The record foreclosure auction of an apartment unit at The Palace luxury complex in Taipei for NT$282 million (US$9.14 million), or about NT$2.06 million per ping (3.3m2), on Tuesday has prompted a public outcry.
Most people felt great frustration and were concerned that absurdly high prices would continue pushing residential housing prices in the greater Taipei area higher; critics said the sale showed the government’s recent efforts to contain property prices had proven useless.
Amid growing calls from the public for government action to deter rampant property speculation, the Ministry of Finance said on Friday it was mulling transaction taxes on homes and land sold within a year of purchase by either amending current tax regulations or drafting new laws.
The ministry’s tax proposal, though not yet finalized, represents another step by the government in its efforts to stabilize the housing market amid concerns that overly high prices could provoke civic instability. It also came after recent market reports suggesting no sign of easing in real-estate sales and housing prices.
At first glance, imposing a capital gains tax on the sale of real estate within a year of purchase would seem to help discourage speculative investment. However, it could be just a case of wishful thinking if the tax authorities have no clue as to what the transaction prices really are.
In Taiwan, home and land transaction prices are usually not publicly disclosed. Unlike Singapore and Hong Kong, Taiwan has no transparency regarding real-estate information, which is known only between buyers and sellers, and therefore provides no benchmark for the calculation of a fair tax, let alone the problem of tax cheats.

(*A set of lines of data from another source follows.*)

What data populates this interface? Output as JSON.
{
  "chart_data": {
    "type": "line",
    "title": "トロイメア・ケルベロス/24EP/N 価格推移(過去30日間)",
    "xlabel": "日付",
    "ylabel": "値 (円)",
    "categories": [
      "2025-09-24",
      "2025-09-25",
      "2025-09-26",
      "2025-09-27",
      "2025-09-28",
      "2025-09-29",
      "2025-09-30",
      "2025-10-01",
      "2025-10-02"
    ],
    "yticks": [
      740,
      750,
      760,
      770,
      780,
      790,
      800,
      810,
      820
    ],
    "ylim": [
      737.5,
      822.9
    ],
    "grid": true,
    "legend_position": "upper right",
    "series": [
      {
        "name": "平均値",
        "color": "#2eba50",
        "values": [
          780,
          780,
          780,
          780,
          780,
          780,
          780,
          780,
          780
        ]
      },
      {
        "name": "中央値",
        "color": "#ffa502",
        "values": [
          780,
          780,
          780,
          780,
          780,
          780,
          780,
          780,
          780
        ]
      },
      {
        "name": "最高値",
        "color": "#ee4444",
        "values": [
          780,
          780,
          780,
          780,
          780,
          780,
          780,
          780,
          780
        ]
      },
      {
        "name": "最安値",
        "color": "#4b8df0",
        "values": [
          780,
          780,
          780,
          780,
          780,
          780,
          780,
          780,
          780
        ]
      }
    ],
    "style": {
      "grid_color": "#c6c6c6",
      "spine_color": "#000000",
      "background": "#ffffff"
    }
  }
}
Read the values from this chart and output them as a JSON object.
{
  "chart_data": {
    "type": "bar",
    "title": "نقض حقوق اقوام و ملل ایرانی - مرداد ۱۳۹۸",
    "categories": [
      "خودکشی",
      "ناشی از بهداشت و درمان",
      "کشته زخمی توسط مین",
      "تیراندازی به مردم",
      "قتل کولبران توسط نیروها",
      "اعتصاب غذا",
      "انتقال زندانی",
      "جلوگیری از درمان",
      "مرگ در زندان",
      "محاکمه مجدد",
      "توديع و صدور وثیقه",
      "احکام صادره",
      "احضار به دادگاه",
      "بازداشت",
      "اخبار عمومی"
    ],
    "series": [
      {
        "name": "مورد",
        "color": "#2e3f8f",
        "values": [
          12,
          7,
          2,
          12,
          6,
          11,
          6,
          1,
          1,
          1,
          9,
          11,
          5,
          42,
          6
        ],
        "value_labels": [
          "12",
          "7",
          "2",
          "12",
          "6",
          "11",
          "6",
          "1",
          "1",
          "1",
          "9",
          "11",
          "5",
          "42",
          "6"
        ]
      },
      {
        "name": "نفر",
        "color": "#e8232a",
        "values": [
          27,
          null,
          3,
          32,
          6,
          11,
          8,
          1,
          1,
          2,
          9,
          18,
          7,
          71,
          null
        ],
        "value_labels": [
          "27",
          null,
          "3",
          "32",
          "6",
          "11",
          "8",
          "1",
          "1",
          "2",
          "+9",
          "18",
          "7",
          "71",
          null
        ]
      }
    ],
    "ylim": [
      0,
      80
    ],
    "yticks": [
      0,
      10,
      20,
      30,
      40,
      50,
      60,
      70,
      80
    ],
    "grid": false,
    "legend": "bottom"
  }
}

The ministry said it was studying establishing a fair value to serve as the base for the potential capital gains tax if its taxmen cannot determine the real transaction price. In the worst-case scenario, the ministry might have to use the “current assessed housing value” (房屋評定現值) to calculate the transaction price and the capital gains tax, but the problem is that a home’s current assessed value is far below its market value.
The same problem applies to the “current assessed land value” (公告現值), which the government currently uses as the tax base for the land value increment tax (土地增值稅), which applies to any transfer in land ownership. According to the ministry’s data, a plot of land’s assessed value is about 80 percent of its market value in Taipei City, while the discrepancy between assessed value and actual market value is much wider elsewhere in Taiwan. The government also uses the land’s current assessed value, which is adjusted once a year, to calculate the compensation for land expropriation. However, there would be no land value increment tax if land changes hands many times within a year, because the current assessed land value would remain the same.
A positive development is that the Cabinet is likely to approve amendments to the Equalization of Land Rights Act (平均地權條例) soon, which will allow it to reassess land value more often to reflect market changes. Under the revised law, the government can adjust the “current assessed land value” many times a year in case of short-term irregular fluctuations in land values. It can also reassess the “publicly announced land value” (公告地價) every year instead of every three years to flexibly adjust the land value tax (地價稅), while raising the tax burden for land and housing speculators.
However, the amendments must still go through a legislative review, and since lawmakers have not put the amendments on their priority list for the current session, no one can be sure about their implementation. What people don’t want to see, however, are government pledges to ensure fair taxation ending up as nothing but empty promises once again.